CSBA opposes Belisle appointment to State Board of Education
Published: September 15, 2009
CSBA has joined a chorus of opposition from education groups to Gov. Arnold Schwarzenegger’s appointment of Raneene “Rae” Belisle to the State Board of Education. Belisle has until March 11, 2010, to be confirmed by the full Senate.
In a letter delivered Sept. 14 to Senate President Pro Tem Darrell Steinberg, CSBA President Paula Campbell explained why the association is contesting the selection.
“For more than a decade,” Campbell wrote, “Ms. Belisle has been directly involved in key decisions and policies of the State Board of Education that have caused serious concern. This involvement has come during her time as a sitting member of the Board but also in other roles: during the time she served as General Counsel and Executive Director of the Board, as an advocate for EdVoice, and as a member of the Advisory Committee on Charter Schools.”
Campbell went on to address “three specific issues of particular concern” to CSBA, which included Belisle’s advocacy of Schwarzenegger’s push for the SBE to adopt an Algebra I requirement for all eighth-graders; her vote to approve Pac Tech Charter as a statewide benefit charter school in her capacity as a member of the SBE’s Advisory Committee on Charter Schools; and her influence in the SBE decision to postpone critical instructional materials waivers for several school districts in the midst of severe budget setbacks this past spring.

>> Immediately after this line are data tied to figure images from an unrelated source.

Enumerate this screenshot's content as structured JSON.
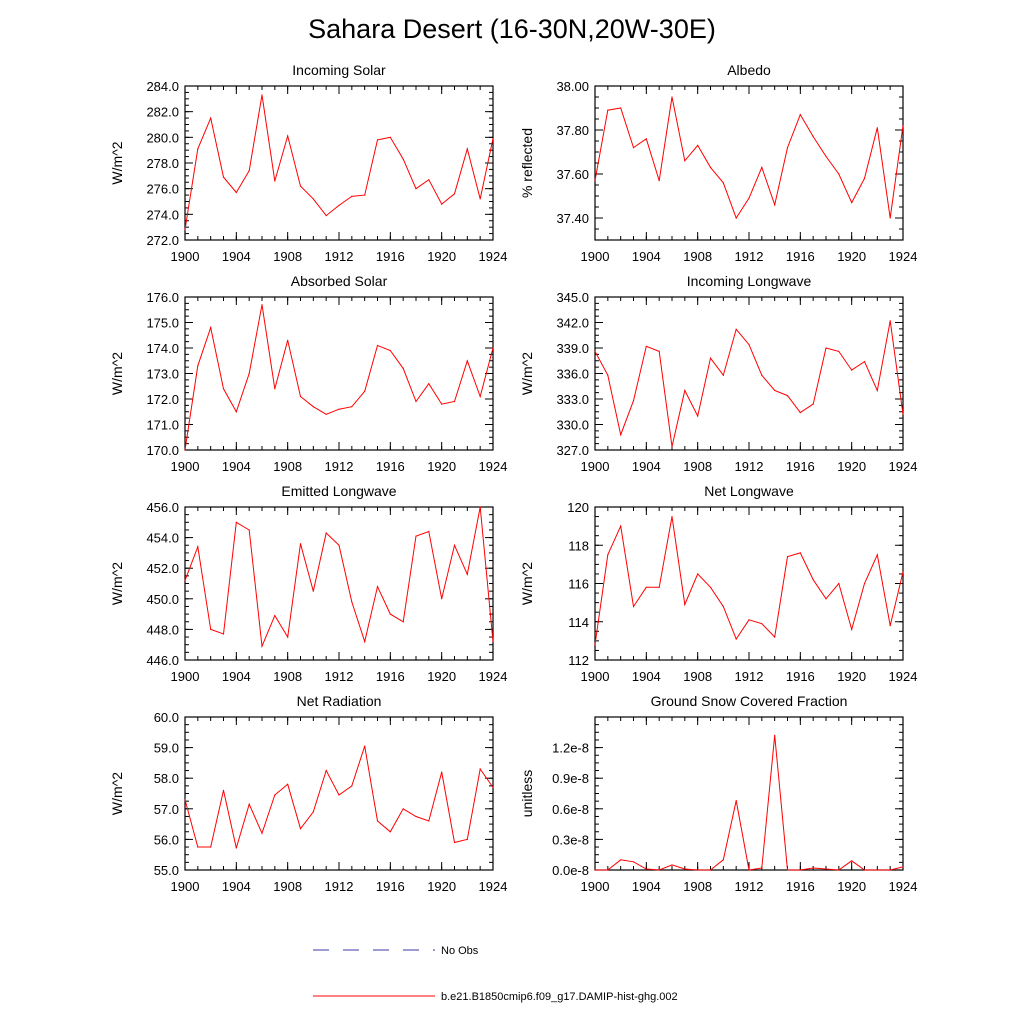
{
  "figure_title": "Sahara Desert (16-30N,20W-30E)",
  "colors": {
    "series": "#ff0000",
    "obs": "#3a3aa0",
    "axis": "#000000"
  },
  "legend": {
    "obs_label": "No Obs",
    "model_label": "b.e21.B1850cmip6.f09_g17.DAMIP-hist-ghg.002"
  },
  "chart_data": [
    {
      "type": "line",
      "title": "Incoming Solar",
      "ylabel": "W/m^2",
      "xlim": [
        1900,
        1924
      ],
      "ylim": [
        272,
        284
      ],
      "yticks": [
        "272.0",
        "274.0",
        "276.0",
        "278.0",
        "280.0",
        "282.0",
        "284.0"
      ],
      "xticks": [
        "1900",
        "1904",
        "1908",
        "1912",
        "1916",
        "1920",
        "1924"
      ],
      "x": [
        1900,
        1901,
        1902,
        1903,
        1904,
        1905,
        1906,
        1907,
        1908,
        1909,
        1910,
        1911,
        1912,
        1913,
        1914,
        1915,
        1916,
        1917,
        1918,
        1919,
        1920,
        1921,
        1922,
        1923,
        1924
      ],
      "values": [
        272.8,
        279.1,
        281.5,
        276.9,
        275.7,
        277.4,
        283.3,
        276.6,
        280.1,
        276.2,
        275.2,
        273.9,
        274.7,
        275.4,
        275.5,
        279.8,
        280.0,
        278.3,
        276.0,
        276.7,
        274.8,
        275.6,
        279.1,
        275.2,
        279.9
      ]
    },
    {
      "type": "line",
      "title": "Albedo",
      "ylabel": "% reflected",
      "xlim": [
        1900,
        1924
      ],
      "ylim": [
        37.3,
        38.0
      ],
      "yticks": [
        "37.40",
        "37.60",
        "37.80",
        "38.00"
      ],
      "xticks": [
        "1900",
        "1904",
        "1908",
        "1912",
        "1916",
        "1920",
        "1924"
      ],
      "x": [
        1900,
        1901,
        1902,
        1903,
        1904,
        1905,
        1906,
        1907,
        1908,
        1909,
        1910,
        1911,
        1912,
        1913,
        1914,
        1915,
        1916,
        1917,
        1918,
        1919,
        1920,
        1921,
        1922,
        1923,
        1924
      ],
      "values": [
        37.57,
        37.89,
        37.9,
        37.72,
        37.76,
        37.57,
        37.95,
        37.66,
        37.73,
        37.63,
        37.56,
        37.4,
        37.49,
        37.63,
        37.46,
        37.72,
        37.87,
        37.77,
        37.68,
        37.6,
        37.47,
        37.58,
        37.81,
        37.4,
        37.82
      ]
    },
    {
      "type": "line",
      "title": "Absorbed Solar",
      "ylabel": "W/m^2",
      "xlim": [
        1900,
        1924
      ],
      "ylim": [
        170,
        176
      ],
      "yticks": [
        "170.0",
        "171.0",
        "172.0",
        "173.0",
        "174.0",
        "175.0",
        "176.0"
      ],
      "xticks": [
        "1900",
        "1904",
        "1908",
        "1912",
        "1916",
        "1920",
        "1924"
      ],
      "x": [
        1900,
        1901,
        1902,
        1903,
        1904,
        1905,
        1906,
        1907,
        1908,
        1909,
        1910,
        1911,
        1912,
        1913,
        1914,
        1915,
        1916,
        1917,
        1918,
        1919,
        1920,
        1921,
        1922,
        1923,
        1924
      ],
      "values": [
        170.0,
        173.3,
        174.8,
        172.4,
        171.5,
        173.0,
        175.7,
        172.4,
        174.3,
        172.1,
        171.7,
        171.4,
        171.6,
        171.7,
        172.3,
        174.1,
        173.9,
        173.2,
        171.9,
        172.6,
        171.8,
        171.9,
        173.5,
        172.1,
        174.0
      ]
    },
    {
      "type": "line",
      "title": "Incoming Longwave",
      "ylabel": "W/m^2",
      "xlim": [
        1900,
        1924
      ],
      "ylim": [
        327,
        345
      ],
      "yticks": [
        "327.0",
        "330.0",
        "333.0",
        "336.0",
        "339.0",
        "342.0",
        "345.0"
      ],
      "xticks": [
        "1900",
        "1904",
        "1908",
        "1912",
        "1916",
        "1920",
        "1924"
      ],
      "x": [
        1900,
        1901,
        1902,
        1903,
        1904,
        1905,
        1906,
        1907,
        1908,
        1909,
        1910,
        1911,
        1912,
        1913,
        1914,
        1915,
        1916,
        1917,
        1918,
        1919,
        1920,
        1921,
        1922,
        1923,
        1924
      ],
      "values": [
        338.6,
        335.8,
        328.8,
        332.8,
        339.2,
        338.6,
        327.4,
        334.0,
        331.0,
        337.8,
        335.8,
        341.2,
        339.4,
        335.8,
        334.0,
        333.4,
        331.4,
        332.4,
        339.0,
        338.6,
        336.4,
        337.4,
        334.0,
        342.2,
        331.2
      ]
    },
    {
      "type": "line",
      "title": "Emitted Longwave",
      "ylabel": "W/m^2",
      "xlim": [
        1900,
        1924
      ],
      "ylim": [
        446,
        456
      ],
      "yticks": [
        "446.0",
        "448.0",
        "450.0",
        "452.0",
        "454.0",
        "456.0"
      ],
      "xticks": [
        "1900",
        "1904",
        "1908",
        "1912",
        "1916",
        "1920",
        "1924"
      ],
      "x": [
        1900,
        1901,
        1902,
        1903,
        1904,
        1905,
        1906,
        1907,
        1908,
        1909,
        1910,
        1911,
        1912,
        1913,
        1914,
        1915,
        1916,
        1917,
        1918,
        1919,
        1920,
        1921,
        1922,
        1923,
        1924
      ],
      "values": [
        451.2,
        453.4,
        448.0,
        447.7,
        455.0,
        454.5,
        446.9,
        448.9,
        447.5,
        453.6,
        450.5,
        454.3,
        453.5,
        449.8,
        447.2,
        450.8,
        449.0,
        448.5,
        454.1,
        454.4,
        450.0,
        453.5,
        451.6,
        456.0,
        447.2
      ]
    },
    {
      "type": "line",
      "title": "Net Longwave",
      "ylabel": "W/m^2",
      "xlim": [
        1900,
        1924
      ],
      "ylim": [
        112,
        120
      ],
      "yticks": [
        "112",
        "114",
        "116",
        "118",
        "120"
      ],
      "xticks": [
        "1900",
        "1904",
        "1908",
        "1912",
        "1916",
        "1920",
        "1924"
      ],
      "x": [
        1900,
        1901,
        1902,
        1903,
        1904,
        1905,
        1906,
        1907,
        1908,
        1909,
        1910,
        1911,
        1912,
        1913,
        1914,
        1915,
        1916,
        1917,
        1918,
        1919,
        1920,
        1921,
        1922,
        1923,
        1924
      ],
      "values": [
        112.8,
        117.5,
        119.0,
        114.8,
        115.8,
        115.8,
        119.5,
        114.9,
        116.5,
        115.8,
        114.8,
        113.1,
        114.1,
        113.9,
        113.2,
        117.4,
        117.6,
        116.2,
        115.2,
        116.0,
        113.6,
        116.0,
        117.5,
        113.8,
        116.6
      ]
    },
    {
      "type": "line",
      "title": "Net Radiation",
      "ylabel": "W/m^2",
      "xlim": [
        1900,
        1924
      ],
      "ylim": [
        55,
        60
      ],
      "yticks": [
        "55.0",
        "56.0",
        "57.0",
        "58.0",
        "59.0",
        "60.0"
      ],
      "xticks": [
        "1900",
        "1904",
        "1908",
        "1912",
        "1916",
        "1920",
        "1924"
      ],
      "x": [
        1900,
        1901,
        1902,
        1903,
        1904,
        1905,
        1906,
        1907,
        1908,
        1909,
        1910,
        1911,
        1912,
        1913,
        1914,
        1915,
        1916,
        1917,
        1918,
        1919,
        1920,
        1921,
        1922,
        1923,
        1924
      ],
      "values": [
        57.3,
        55.75,
        55.75,
        57.6,
        55.72,
        57.15,
        56.2,
        57.45,
        57.8,
        56.35,
        56.9,
        58.25,
        57.45,
        57.75,
        59.05,
        56.6,
        56.25,
        57.0,
        56.75,
        56.6,
        58.2,
        55.9,
        56.0,
        58.3,
        57.7
      ]
    },
    {
      "type": "line",
      "title": "Ground Snow Covered Fraction",
      "ylabel": "unitless",
      "xlim": [
        1900,
        1924
      ],
      "ylim": [
        0,
        1.5
      ],
      "yticks": [
        "0.0e-8",
        "0.3e-8",
        "0.6e-8",
        "0.9e-8",
        "1.2e-8"
      ],
      "ytick_values": [
        0,
        0.3,
        0.6,
        0.9,
        1.2
      ],
      "xticks": [
        "1900",
        "1904",
        "1908",
        "1912",
        "1916",
        "1920",
        "1924"
      ],
      "x": [
        1900,
        1901,
        1902,
        1903,
        1904,
        1905,
        1906,
        1907,
        1908,
        1909,
        1910,
        1911,
        1912,
        1913,
        1914,
        1915,
        1916,
        1917,
        1918,
        1919,
        1920,
        1921,
        1922,
        1923,
        1924
      ],
      "values": [
        0.0,
        0.0,
        0.1,
        0.08,
        0.01,
        0.0,
        0.05,
        0.01,
        0.0,
        0.0,
        0.1,
        0.68,
        0.0,
        0.02,
        1.32,
        0.0,
        0.0,
        0.02,
        0.01,
        0.0,
        0.09,
        0.0,
        0.0,
        0.0,
        0.03
      ]
    }
  ]
}
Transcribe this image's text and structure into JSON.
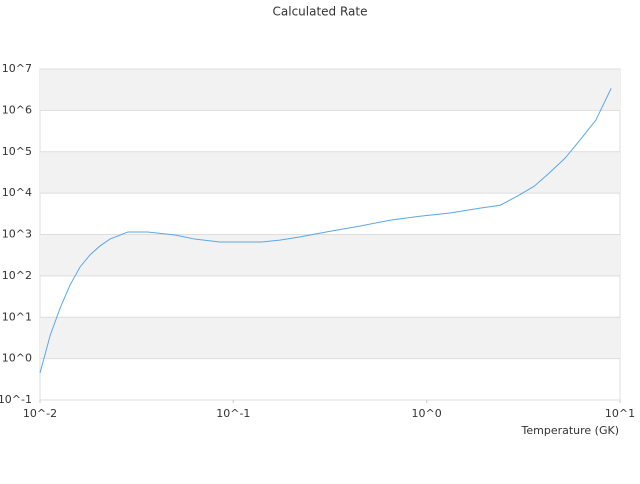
{
  "chart_data": {
    "type": "line",
    "title": "Calculated Rate",
    "x_label": "Temperature (GK)",
    "xscale": "log",
    "yscale": "log",
    "grid": true,
    "bands": true,
    "xlim": [
      0.01,
      10
    ],
    "ylim": [
      0.1,
      10000000
    ],
    "xticks": [
      {
        "value": 0.01,
        "label": "10^-2"
      },
      {
        "value": 0.1,
        "label": "10^-1"
      },
      {
        "value": 1,
        "label": "10^0"
      },
      {
        "value": 10,
        "label": "10^1"
      }
    ],
    "yticks": [
      {
        "value": 0.1,
        "label": "10^-1"
      },
      {
        "value": 1,
        "label": "10^0"
      },
      {
        "value": 10,
        "label": "10^1"
      },
      {
        "value": 100,
        "label": "10^2"
      },
      {
        "value": 1000,
        "label": "10^3"
      },
      {
        "value": 10000,
        "label": "10^4"
      },
      {
        "value": 100000,
        "label": "10^5"
      },
      {
        "value": 1000000,
        "label": "10^6"
      },
      {
        "value": 10000000,
        "label": "10^7"
      }
    ],
    "series": [
      {
        "color": "#5aa7e8",
        "x": [
          0.01,
          0.0113,
          0.0127,
          0.0143,
          0.0161,
          0.0181,
          0.0204,
          0.023,
          0.0285,
          0.036,
          0.05,
          0.063,
          0.085,
          0.14,
          0.174,
          0.22,
          0.317,
          0.45,
          0.65,
          0.92,
          1.32,
          1.89,
          2.4,
          3.0,
          3.6,
          4.3,
          5.2,
          6.2,
          7.5,
          9.0
        ],
        "values": [
          0.45,
          3.7,
          16.6,
          60,
          163,
          318,
          525,
          776,
          1150,
          1150,
          970,
          776,
          660,
          660,
          730,
          870,
          1200,
          1590,
          2230,
          2770,
          3300,
          4350,
          5100,
          8900,
          14700,
          30400,
          70000,
          190000,
          580000,
          3400000
        ]
      }
    ]
  }
}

“Not only was [the Algebra I requirement] an ill-timed proposal that failed to consider the systemic implications for making such a significant shift in policy, it was wholly inconsistent with state law,” Campbell wrote. “The Legislature has required Algebra I as a high school graduation requirement, and the Board’s action directly circumvented the Legislature’s direction to schools. … By requiring Algebra I for all eighth-graders, the Board made a revision to the state standards which were not authorized by the Legislature.”
CSBA's Education Legal Alliance initiated litigation against the SBE for its Algebra I vote, which resulted in a permanent injunction halting implementation of the decision.
With respect to Belisle’s action on behalf of creating the Pac Tech charter, Campbell pointed out that “the Legislature created a very limited forum for the creation of statewide benefit charters” and that lawmakers had “crafted charter school law to ensure that charter schools were under direct oversight of the boards in the local communities where the students are served.”
Belisle’s actions to postpone instructional materials waivers “demonstrated a striking lack of consideration for the financial crisis faced by every district in the state,” the letter said. “This crisis is so severe that the Legislature ultimately postponed all instructional material adoption and development until 2012-13.”
“If the Senate confirms Ms. Belisle,” Campbell wrote, “then it is providing tacit support for the Board to conduct itself in ways contrary to direction provided by the Legislature.”
Finally, Campbell wrote that CSBA is becoming “increasingly alarmed” by the majority of SBE board members who are either employed by charter schools or charter advocacy organizations.
“This imbalance has resulted in policy that favors charters and students who attend charters over the 97 percent of students who attend traditional schools,” the letter concluded.